Я пожимаю плечами и подставляю лицо под горячую воду. А деньги? Меня тошнит при мысли о необходимости отправить мисс Чикаго почти половину того, что наконец соизволила отдать миссис N.
Нить моих размышлений прерывает тихое мяуканье. Откинув занавеску, я вижу Джорджа, чинно стоящего возле ванны в ожидании, пока я брызну на него. Я лью ему на головку несколько капель воды, и он прячется.
По крайней мере у меня есть спокойная ночь, чтобы отпраздновать успешную защиту диплома. А впереди еще одиннадцатичасовое телефонное свидание с Г.С.
Я заворачиваюсь в полотенце, подбираю одежду, гашу свечу. Открываю дверь ванной и замираю, услышав голоса, доносящиеся из дальнего конца квартиры. Моей части квартиры, чтобы быть точной.
— Хелло! — окликаю я, жмурясь от яркого света. Сразу можно понять, когда Чарлин дома: она всегда включает каждую лампу в квартире.
— Это я, — глухо отзывается Чарлин.
Сердце у меня падает. Я покрепче закутываюсь в полотенце, прохожу мимо ее ширмы на свою сторону комнаты. Моя настольная лампа бросает отблески на свечу, которую я зажгла перед тем, как идти под душ. Чарлин вместе с Волосатым Пилотом измеряют мою кровать.
— Что это тут творится, Нэнни? — замечает она, нажимая кнопку рулетки. — Иди сюда, и обмерим этот угол.
Волосатый протискивается мимо меня, едва не наступив на Джорджа, и становится рядом со стерео.
— Сегодня я защищала диплом, так что все вечера проводила в библиотеке.
Я отступаю с дороги, наспех сворачивая белье в комочек и запихивая под мышку.
— Простите, я ничем не могу помочь?
Она отдает ему конец рулетки и шагает к противоположной стене.
— Я хотела посмотреть, войдет ли сюда диван.
В животе у меня неприятно сосет. Вот тебе и спокойный вечер, о котором я мечтала!

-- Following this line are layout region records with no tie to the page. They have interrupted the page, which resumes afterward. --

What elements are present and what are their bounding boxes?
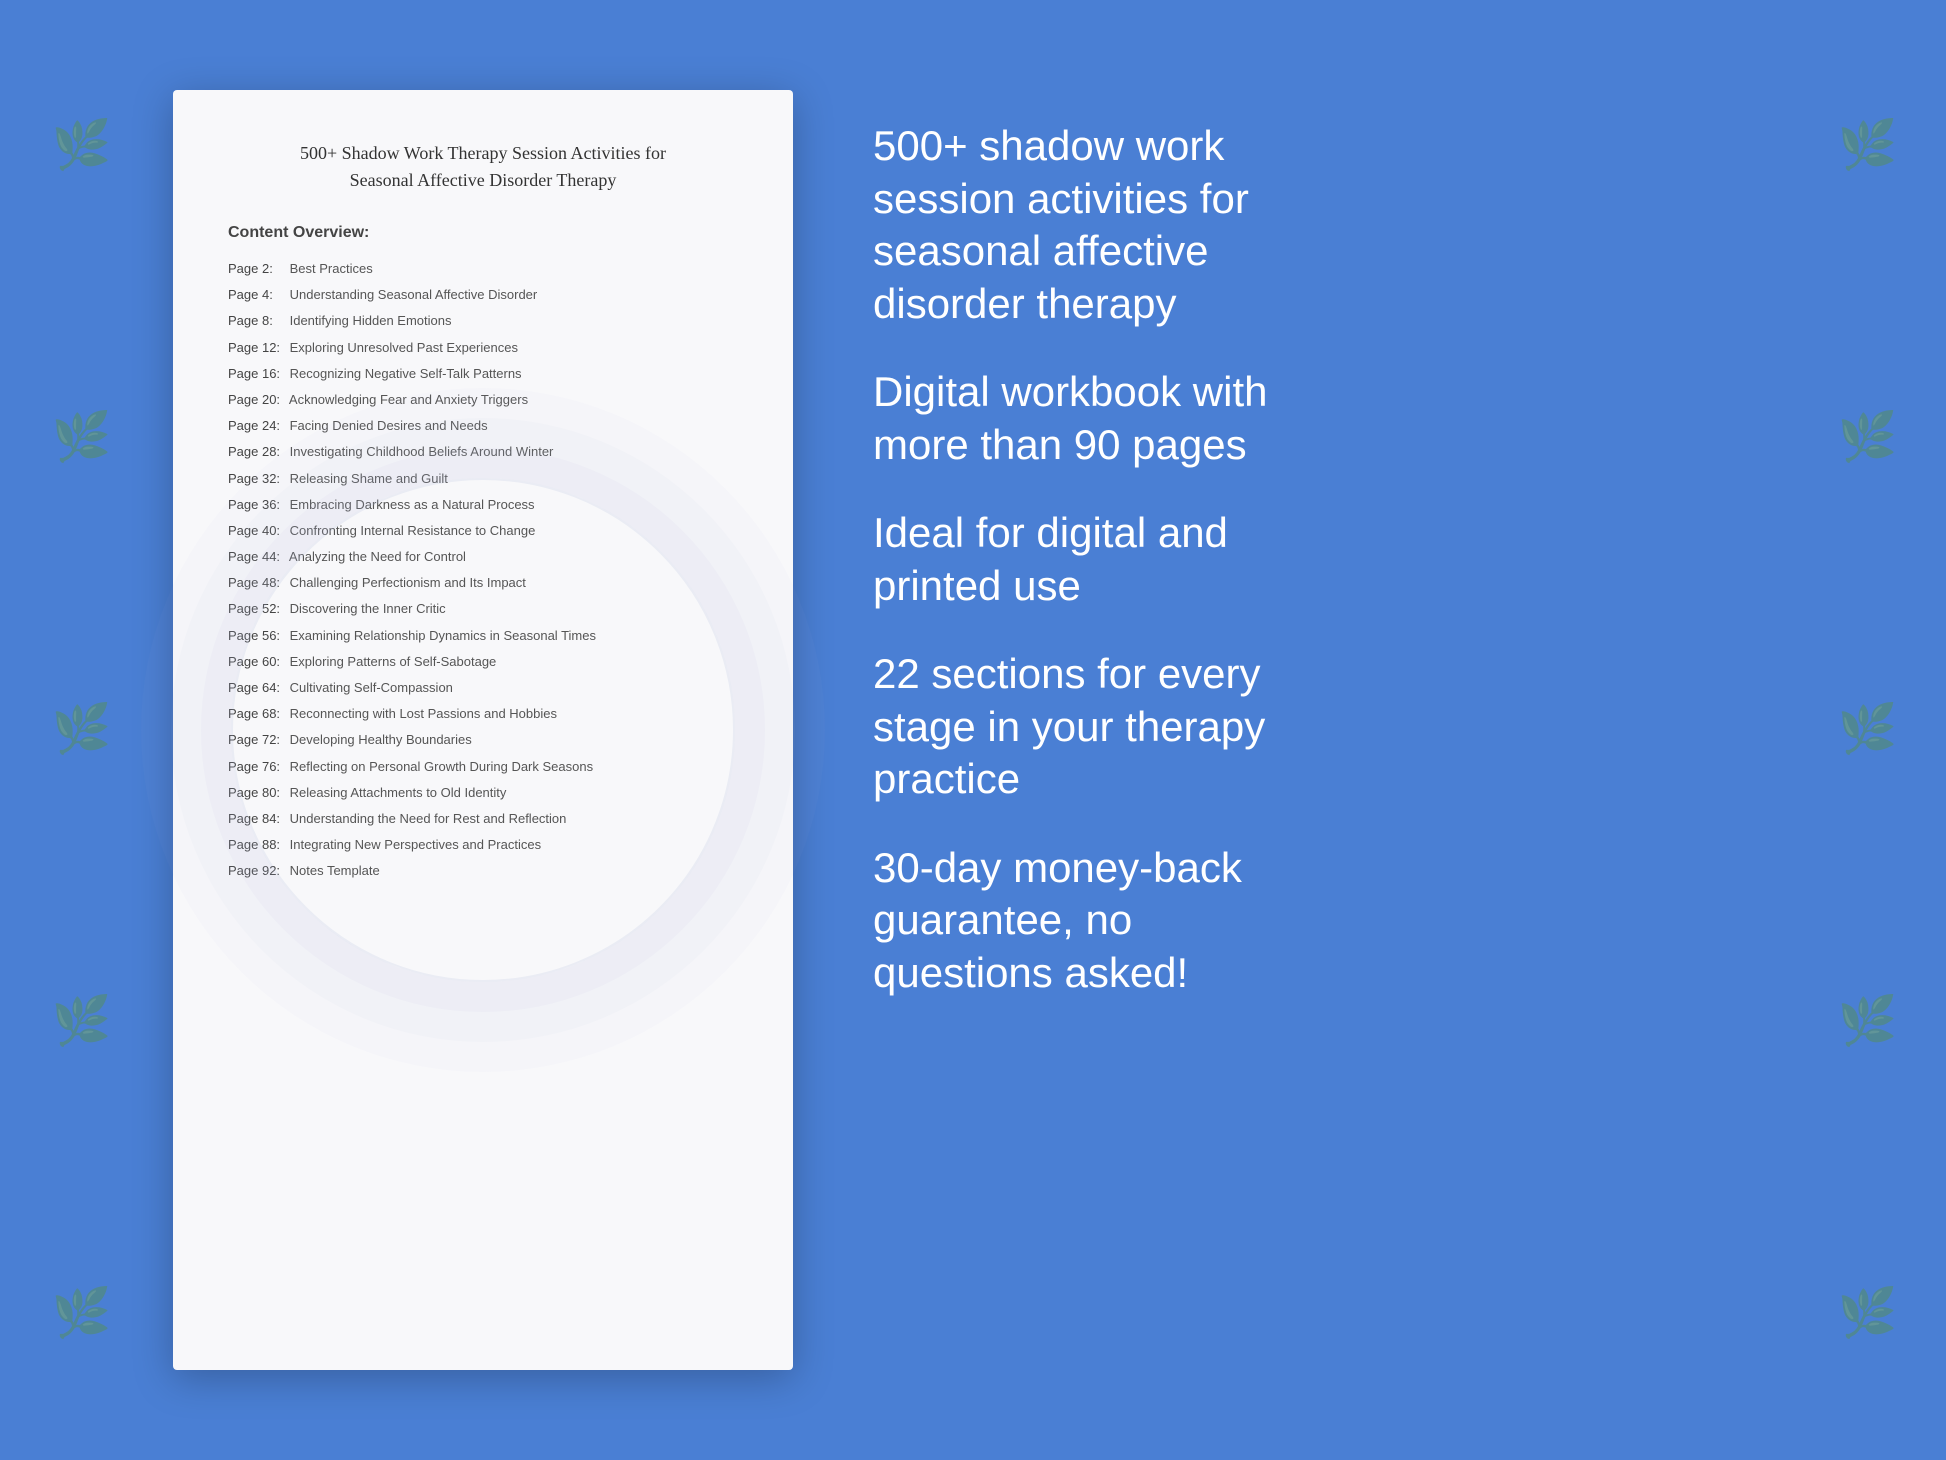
document-title: 500+ Shadow Work Therapy Session Activit… <box>228 140 738 194</box>
feature-item: Digital workbook with more than 90 pages <box>873 366 1773 471</box>
table-of-contents: Page 2: Best PracticesPage 4: Understand… <box>228 256 738 885</box>
toc-page-number: Page 12: <box>228 339 286 357</box>
toc-item: Page 80: Releasing Attachments to Old Id… <box>228 780 738 806</box>
toc-title: Recognizing Negative Self-Talk Patterns <box>286 366 522 381</box>
toc-item: Page 20: Acknowledging Fear and Anxiety … <box>228 387 738 413</box>
toc-title: Releasing Shame and Guilt <box>286 471 448 486</box>
toc-page-number: Page 76: <box>228 758 286 776</box>
toc-title: Notes Template <box>286 863 380 878</box>
toc-page-number: Page 4: <box>228 286 286 304</box>
toc-item: Page 48: Challenging Perfectionism and I… <box>228 570 738 596</box>
toc-title: Investigating Childhood Beliefs Around W… <box>286 444 553 459</box>
toc-title: Challenging Perfectionism and Its Impact <box>286 575 526 590</box>
toc-title: Confronting Internal Resistance to Chang… <box>286 523 535 538</box>
toc-title: Analyzing the Need for Control <box>286 549 466 564</box>
floral-sprig: 🌿 <box>1842 117 1890 176</box>
toc-title: Understanding Seasonal Affective Disorde… <box>286 287 537 302</box>
toc-page-number: Page 88: <box>228 836 286 854</box>
document-panel: 500+ Shadow Work Therapy Session Activit… <box>173 90 793 1370</box>
floral-decoration-left: 🌿 🌿 🌿 🌿 🌿 <box>0 0 160 1460</box>
toc-title: Exploring Patterns of Self-Sabotage <box>286 654 496 669</box>
toc-title: Embracing Darkness as a Natural Process <box>286 497 535 512</box>
toc-page-number: Page 68: <box>228 705 286 723</box>
toc-title: Exploring Unresolved Past Experiences <box>286 340 518 355</box>
toc-page-number: Page 32: <box>228 470 286 488</box>
floral-sprig: 🌿 <box>1842 1285 1890 1344</box>
toc-title: Discovering the Inner Critic <box>286 601 446 616</box>
toc-item: Page 24: Facing Denied Desires and Needs <box>228 413 738 439</box>
toc-page-number: Page 8: <box>228 312 286 330</box>
toc-title: Reflecting on Personal Growth During Dar… <box>286 759 593 774</box>
toc-page-number: Page 40: <box>228 522 286 540</box>
toc-title: Examining Relationship Dynamics in Seaso… <box>286 628 596 643</box>
toc-title: Best Practices <box>286 261 373 276</box>
toc-page-number: Page 56: <box>228 627 286 645</box>
toc-item: Page 84: Understanding the Need for Rest… <box>228 806 738 832</box>
toc-item: Page 8: Identifying Hidden Emotions <box>228 308 738 334</box>
toc-item: Page 12: Exploring Unresolved Past Exper… <box>228 335 738 361</box>
toc-title: Identifying Hidden Emotions <box>286 313 451 328</box>
main-content: 500+ Shadow Work Therapy Session Activit… <box>173 30 1773 1430</box>
toc-page-number: Page 52: <box>228 600 286 618</box>
feature-item: 22 sections for every stage in your ther… <box>873 648 1773 806</box>
toc-title: Cultivating Self-Compassion <box>286 680 453 695</box>
feature-item: Ideal for digital and printed use <box>873 507 1773 612</box>
floral-sprig: 🌿 <box>56 409 104 468</box>
toc-item: Page 72: Developing Healthy Boundaries <box>228 727 738 753</box>
feature-item: 30-day money-back guarantee, no question… <box>873 842 1773 1000</box>
toc-item: Page 88: Integrating New Perspectives an… <box>228 832 738 858</box>
toc-item: Page 40: Confronting Internal Resistance… <box>228 518 738 544</box>
toc-title: Reconnecting with Lost Passions and Hobb… <box>286 706 557 721</box>
toc-page-number: Page 84: <box>228 810 286 828</box>
toc-title: Developing Healthy Boundaries <box>286 732 472 747</box>
floral-sprig: 🌿 <box>56 117 104 176</box>
toc-item: Page 92: Notes Template <box>228 858 738 884</box>
toc-item: Page 52: Discovering the Inner Critic <box>228 596 738 622</box>
toc-item: Page 68: Reconnecting with Lost Passions… <box>228 701 738 727</box>
floral-sprig: 🌿 <box>1842 701 1890 760</box>
toc-page-number: Page 92: <box>228 862 286 880</box>
toc-item: Page 4: Understanding Seasonal Affective… <box>228 282 738 308</box>
toc-item: Page 76: Reflecting on Personal Growth D… <box>228 754 738 780</box>
toc-item: Page 64: Cultivating Self-Compassion <box>228 675 738 701</box>
toc-title: Releasing Attachments to Old Identity <box>286 785 506 800</box>
toc-page-number: Page 60: <box>228 653 286 671</box>
toc-page-number: Page 64: <box>228 679 286 697</box>
toc-header: Content Overview: <box>228 224 738 242</box>
toc-item: Page 56: Examining Relationship Dynamics… <box>228 623 738 649</box>
toc-page-number: Page 20: <box>228 391 286 409</box>
floral-sprig: 🌿 <box>1842 993 1890 1052</box>
toc-page-number: Page 16: <box>228 365 286 383</box>
toc-page-number: Page 72: <box>228 731 286 749</box>
toc-page-number: Page 44: <box>228 548 286 566</box>
toc-item: Page 16: Recognizing Negative Self-Talk … <box>228 361 738 387</box>
toc-title: Understanding the Need for Rest and Refl… <box>286 811 566 826</box>
floral-sprig: 🌿 <box>56 993 104 1052</box>
floral-sprig: 🌿 <box>56 701 104 760</box>
toc-page-number: Page 80: <box>228 784 286 802</box>
toc-item: Page 2: Best Practices <box>228 256 738 282</box>
features-panel: 500+ shadow work session activities for … <box>873 90 1773 999</box>
toc-item: Page 60: Exploring Patterns of Self-Sabo… <box>228 649 738 675</box>
toc-title: Integrating New Perspectives and Practic… <box>286 837 541 852</box>
toc-item: Page 32: Releasing Shame and Guilt <box>228 466 738 492</box>
floral-decoration-right: 🌿 🌿 🌿 🌿 🌿 <box>1786 0 1946 1460</box>
floral-sprig: 🌿 <box>56 1285 104 1344</box>
toc-item: Page 36: Embracing Darkness as a Natural… <box>228 492 738 518</box>
toc-page-number: Page 36: <box>228 496 286 514</box>
toc-page-number: Page 24: <box>228 417 286 435</box>
toc-title: Acknowledging Fear and Anxiety Triggers <box>286 392 528 407</box>
toc-item: Page 28: Investigating Childhood Beliefs… <box>228 439 738 465</box>
toc-page-number: Page 48: <box>228 574 286 592</box>
floral-sprig: 🌿 <box>1842 409 1890 468</box>
toc-title: Facing Denied Desires and Needs <box>286 418 488 433</box>
toc-page-number: Page 28: <box>228 443 286 461</box>
toc-item: Page 44: Analyzing the Need for Control <box>228 544 738 570</box>
toc-page-number: Page 2: <box>228 260 286 278</box>
feature-item: 500+ shadow work session activities for … <box>873 120 1773 330</box>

Она встает, отряхивая синюю юбку.
— Нэнни, я хотела поговорить с тобой на этой неделе, но ты не отвечала на звонки.
— Срок моей аренды кончается. В конце месяца переезжаю сюда! — спешит меня обрадовать Волосатый.
Фантастика!
— У тебя две недели, чтобы найти что-то еще. По-моему, времени достаточно, — вторит она, хватая карандаш, чтобы записать результаты измерений на клейком листочке. — Джули и ее жених придут через час, чтобы поиграть в карты. Не возражаешь? Господи, как здесь душно! Опять принимаешь душ в темноте? Чудачка!
Она укоризненно качает головой. Я сохраняю спокойствие, хотя дается это нелегко. Чарлин уходит. Волосатый следует за ней, едва избежав атаки Джорджа.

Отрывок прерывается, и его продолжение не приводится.